Solidarität im Gesundheitsbereich steht primär als Leitmotiv für Verbundenheit und Hilfsbereitschaft des für seine Aufgaben hochmotivierten Personals der Gesund-heitsdienste mit hilfesuchenden Menschen. Bei vielen Mitarbeiterinnen und Mitarbeitern im Gesundheitswesen (Pflegende, Ärztinnen und Ärzte und Angehörige anderer Heilberufe) initiiert aber der Begriff Solidarität auch eine ethisch-politische Begründung für ein neues Zusammengehörigkeitsgefühl der Betroffenen nach einer für sie immer belastender werdenden Epoche der Ökonomisierung des Systems mit neoliberal geprägten Rentabilitätsvorgaben.
Solidarität in der Gesellschaft zum Schutz der Gesundheit muss auch den Arbeitsschutz für die Fachkräfte im Gesundheitswesen einschließen. Das umfasst einen ausreichenden Gesundheitsschutz gegenüber den Gefahren durch das Coronavirus SARS-CoV-2 und ebenso einen wirksamen Schutz vor Überlastung der Fachkräfte in Beratungs- und Pflegediensten, insbesondere bei chronischem Personalmangel.

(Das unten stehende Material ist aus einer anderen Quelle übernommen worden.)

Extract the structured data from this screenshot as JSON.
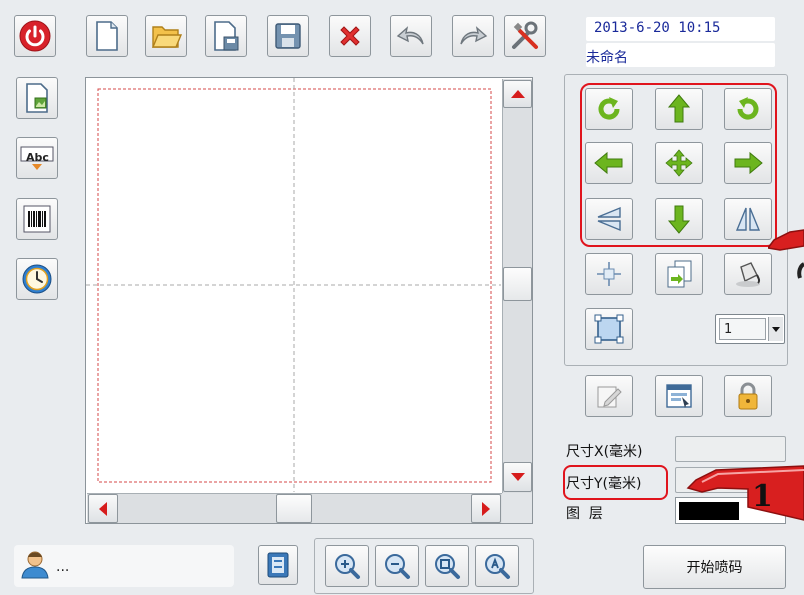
{
  "header": {
    "datetime": "2013-6-20 10:15",
    "doc_name": "未命名"
  },
  "toolbar": {
    "buttons": [
      "power-icon",
      "new-file-icon",
      "open-folder-icon",
      "save-as-icon",
      "save-icon",
      "delete-icon",
      "undo-icon",
      "redo-icon",
      "tools-icon"
    ]
  },
  "left_tools": {
    "abc_label": "Abc"
  },
  "layer_select": {
    "value": "1"
  },
  "props": {
    "size_x_label": "尺寸X(毫米)",
    "size_y_label": "尺寸Y(毫米)",
    "layer_label": "图  层"
  },
  "annotation": {
    "marker_number": "1"
  },
  "status": {
    "user_text": "..."
  },
  "actions": {
    "start_label": "开始喷码"
  },
  "colors": {
    "accent_green": "#7cc527",
    "callout_red": "#e0141d",
    "text_blue": "#1a2a9a"
  }
}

Die Diskussion über die Bewältigung der COVID-19-Pandemie in der Bevölkerung und unter den Fachkräften des hochgradig belasteten Gesundheitswesens beinhaltet aber auch die Chance zur Festigung der Solidarität in der Gesellschaft in der Zukunft – ohne dass wir genau wissen, wann diese beginnt.